We listened like students, feeling somehow chastened; I had the absurd thought that we had fallen into a dream in which we were kids together at school and had been held back after class. The doctor’s office door was closed; hung on the wall behind his desk were diplomas, certificates, assorted testaments to his credentials, all in heavy, gilt-edged frames. I tried to read them but failed, realizing only then, and with a mild alarm, that they were written in Latin. Time flattened under their gaze; all our life, it seemed, we had been sitting in offices like these. All right, I said, rousing myself, but about these cysts. When would they stop growing? Or could they be removed somehow? A pained and startled look bloomed across the doctor’s face. He was sorry, he said, that he had not been clear. The thing was, they didn’t stop growing. And inside the spinal column was far beyond reach. Perhaps someday such a thing would be possible, but that was years away. The nerves, we understood, were slowly being crushed. There was nothing to be done. He was truly, truly sorry. He knew we had a boy, still young. It was not good news, he knew.

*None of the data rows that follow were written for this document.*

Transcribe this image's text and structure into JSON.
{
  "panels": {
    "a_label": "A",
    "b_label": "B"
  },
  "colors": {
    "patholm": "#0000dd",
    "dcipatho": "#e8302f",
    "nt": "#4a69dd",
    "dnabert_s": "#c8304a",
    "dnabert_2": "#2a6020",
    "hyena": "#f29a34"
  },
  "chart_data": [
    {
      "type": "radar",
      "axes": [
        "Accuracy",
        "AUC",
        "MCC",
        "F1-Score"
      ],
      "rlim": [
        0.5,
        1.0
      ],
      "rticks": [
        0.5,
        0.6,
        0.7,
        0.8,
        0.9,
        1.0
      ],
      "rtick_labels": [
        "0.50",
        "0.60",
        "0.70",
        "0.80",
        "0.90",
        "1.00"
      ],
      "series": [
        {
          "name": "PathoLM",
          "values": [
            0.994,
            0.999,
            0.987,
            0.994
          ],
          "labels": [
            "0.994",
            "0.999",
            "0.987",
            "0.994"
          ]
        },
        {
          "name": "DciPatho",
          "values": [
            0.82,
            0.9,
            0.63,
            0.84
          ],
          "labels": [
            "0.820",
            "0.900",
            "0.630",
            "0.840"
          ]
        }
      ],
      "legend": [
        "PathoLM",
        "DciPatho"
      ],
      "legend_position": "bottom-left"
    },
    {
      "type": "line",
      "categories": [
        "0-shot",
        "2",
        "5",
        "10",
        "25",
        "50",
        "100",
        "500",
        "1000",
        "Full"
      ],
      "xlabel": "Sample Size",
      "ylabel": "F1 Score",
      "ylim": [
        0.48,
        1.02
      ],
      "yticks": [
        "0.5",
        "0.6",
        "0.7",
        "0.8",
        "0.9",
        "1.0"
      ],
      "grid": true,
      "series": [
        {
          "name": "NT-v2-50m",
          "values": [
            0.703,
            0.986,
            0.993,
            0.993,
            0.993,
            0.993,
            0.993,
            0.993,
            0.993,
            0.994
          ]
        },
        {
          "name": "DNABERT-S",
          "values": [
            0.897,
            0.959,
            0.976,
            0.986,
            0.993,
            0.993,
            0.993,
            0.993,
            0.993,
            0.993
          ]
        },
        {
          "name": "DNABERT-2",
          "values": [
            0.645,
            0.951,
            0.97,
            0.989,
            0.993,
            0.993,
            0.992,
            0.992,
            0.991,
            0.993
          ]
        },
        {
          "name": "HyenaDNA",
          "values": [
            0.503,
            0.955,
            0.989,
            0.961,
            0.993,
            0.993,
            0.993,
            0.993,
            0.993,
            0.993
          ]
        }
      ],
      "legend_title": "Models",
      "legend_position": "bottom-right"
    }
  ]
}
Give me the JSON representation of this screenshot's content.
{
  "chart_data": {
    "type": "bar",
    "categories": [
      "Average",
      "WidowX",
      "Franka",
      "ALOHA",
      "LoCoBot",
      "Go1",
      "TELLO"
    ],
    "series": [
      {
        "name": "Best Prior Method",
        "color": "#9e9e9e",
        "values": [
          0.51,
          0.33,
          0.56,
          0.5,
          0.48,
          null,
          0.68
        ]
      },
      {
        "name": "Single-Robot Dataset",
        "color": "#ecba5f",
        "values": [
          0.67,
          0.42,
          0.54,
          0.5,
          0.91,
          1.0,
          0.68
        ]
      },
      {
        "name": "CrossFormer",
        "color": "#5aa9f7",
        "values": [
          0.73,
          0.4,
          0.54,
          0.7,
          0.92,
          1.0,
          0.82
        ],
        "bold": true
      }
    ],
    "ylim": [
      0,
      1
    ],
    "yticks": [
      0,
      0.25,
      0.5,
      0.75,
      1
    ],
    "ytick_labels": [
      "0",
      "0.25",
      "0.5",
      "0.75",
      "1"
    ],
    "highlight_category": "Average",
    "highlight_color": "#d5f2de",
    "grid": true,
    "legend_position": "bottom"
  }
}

How does anyone begin such a new era in their lives? We thanked him and left and took a taxi to the station. The strangest thing of all, how ordinary life goes on: even the condemned man needs to fill the hours. Beneath the smudged heavens of Grand Central, we ate littlenecks at the Oyster Bar, then went to catch our train. Before boarding, Meredith bought a magazine from a vendor on the platform, and a bag of roasted cashews. As the train carried us north, I watched her flipping through the pages, pausing here and there to read an article of interest, chewing on the roasted cashews that she removed, one at a time, from the waxed paper bag. The pages were printed with a cheap ink, and I saw that her fingers were smudged. Neither of us had said a word about the doctor’s pronouncement; we had entered a kind of trance, the bubble of first-knowing. Her condition could take ten years to run its course, he’d said, and watching Meredith read her magazine, I felt for the first time in my life the shortness of a decade. Ten years, a hundred years, a thousand-once passed, I thought, time was all the same, all over. When the train stopped at Hartsdale, I saw, under the lights of the platform, that it had begun to snow. The air was as still as held breath, absolutely without motion, and the snow descended through it in loose, unhurried swirls, following barely detectable currents. A moment of churchlike silence: the car was so quiet I could hear the snow falling. I watched it a moment, then closed my eyes and tried to hold this image in my mind, to make it last, but then I felt the yank of the car as the force of the engine was relayed down the line and we were pulled out of the station, away. A surge of cold air behind us, and the conductor marched through the car, grabbing ticket stubs from seat backs, singing the names of the towns that lay ahead: White Plains, Valhalla, Mt. Pleasant, Hawthorne.